Low potassium levels have been reported to be affecting or deteriorating. This is especially important for people who take medicines that can decrease potassium (such as common diuretics taken to treat high blood pressure).

Insulin levels may be altered by vinegar. People with diabetes should be particularly be careful about a diet rich in vinegar.

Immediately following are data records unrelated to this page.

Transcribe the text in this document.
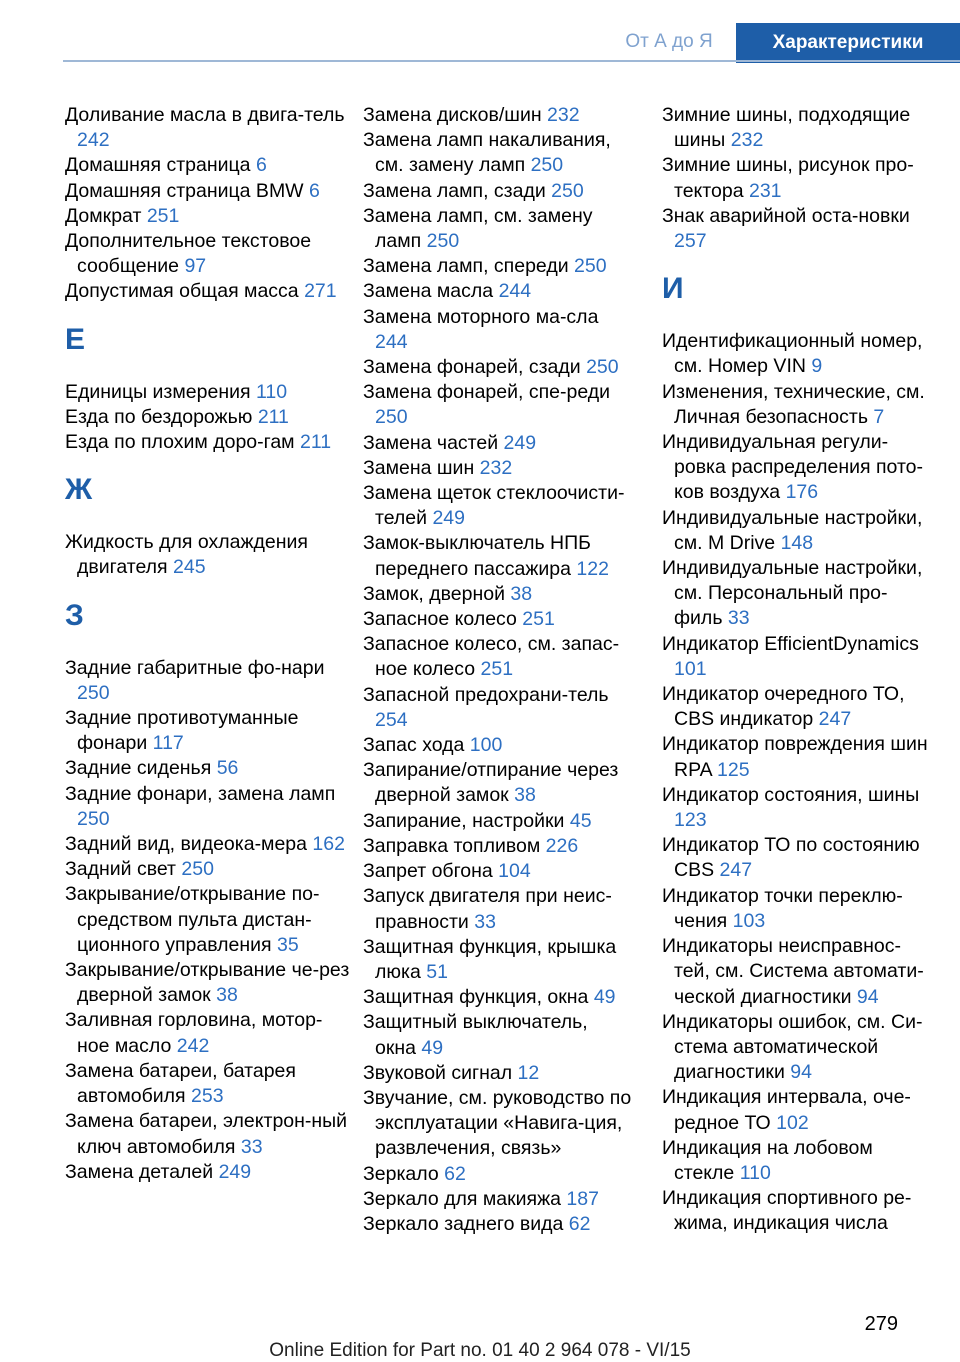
От А до Я	Характеристики
Доливание масла в двига-тель 242
Домашняя страница 6
Домашняя страница BMW 6
Домкрат 251
Дополнительное текстовое сообщение 97
Допустимая общая масса 271
Е
Единицы измерения 110
Езда по бездорожью 211
Езда по плохим доро-гам 211
Ж
Жидкость для охлаждения двигателя 245
З
Задние габаритные фо-нари 250
Задние противотуманные фонари 117
Задние сиденья 56
Задние фонари, замена ламп 250
Задний вид, видеока-мера 162
Задний свет 250
Закрывание/открывание по-средством пульта дистан-ционного управления 35
Закрывание/открывание че-рез дверной замок 38
Заливная горловина, мотор-ное масло 242
Замена батареи, батарея автомобиля 253
Замена батареи, электрон-ный ключ автомобиля 33
Замена деталей 249
Замена дисков/шин 232
Замена ламп накаливания, см. замену ламп 250
Замена ламп, сзади 250
Замена ламп, см. замену ламп 250
Замена ламп, спереди 250
Замена масла 244
Замена моторного ма-сла 244
Замена фонарей, сзади 250
Замена фонарей, спе-реди 250
Замена частей 249
Замена шин 232
Замена щеток стеклоочисти-телей 249
Замок-выключатель НПБ переднего пассажира 122
Замок, дверной 38
Запасное колесо 251
Запасное колесо, см. запас-ное колесо 251
Запасной предохрани-тель 254
Запас хода 100
Запирание/отпирание через дверной замок 38
Запирание, настройки 45
Заправка топливом 226
Запрет обгона 104
Запуск двигателя при неис-правности 33
Защитная функция, крышка люка 51
Защитная функция, окна 49
Защитный выключатель, окна 49
Звуковой сигнал 12
Звучание, см. руководство по эксплуатации «Навига-ция, развлечения, связь»
Зеркало 62
Зеркало для макияжа 187
Зеркало заднего вида 62
Зимние шины, подходящие шины 232
Зимние шины, рисунок про-тектора 231
Знак аварийной оста-новки 257
И
Идентификационный номер, см. Номер VIN 9
Изменения, технические, см. Личная безопасность 7
Индивидуальная регули-ровка распределения пото-ков воздуха 176
Индивидуальные настройки, см. M Drive 148
Индивидуальные настройки, см. Персональный про-филь 33
Индикатор EfficientDynamics 101
Индикатор очередного ТО, CBS индикатор 247
Индикатор повреждения шин RPA 125
Индикатор состояния, шины 123
Индикатор ТО по состоянию CBS 247
Индикатор точки переклю-чения 103
Индикаторы неисправнос-тей, см. Система автомати-ческой диагностики 94
Индикаторы ошибок, см. Си-стема автоматической диагностики 94
Индикация интервала, оче-редное ТО 102
Индикация на лобовом стекле 110
Индикация спортивного ре-жима, индикация числа
279
Online Edition for Part no. 01 40 2 964 078 - VI/15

Using apple cider vinegar to your diet certainly won't do the trick if you're trying to lose weight. Of course, from the fact that it's been trending on Google health searches, you will never think that was the case. But the success of diets also has nothing to do with true evidence. When you hear of a new diet (or other remedy) that seems too good to be real, there is a healthy dose of skepticism is usually in order.
Filled under Weight Loss Tips
Copyright © 2022 All Rights Reserved.

This site is not a part of the Facebook website or Facebook Inc. Additionally, this site is NOT endorsed by Facebook in any way. FACEBOOK is a trademark of FACEBOOK, Inc.
FDA Compliance

The information on this website has not been evaluated by the Food & Drug Administration or any other medical body. We do not aim to diagnose, treat, cure or prevent any illness or disease. Information is shared for educational purposes only. You should always consult your doctor before acting on any content on this website, especially if you are pregnant, nursing, taking medication or have a medical condition.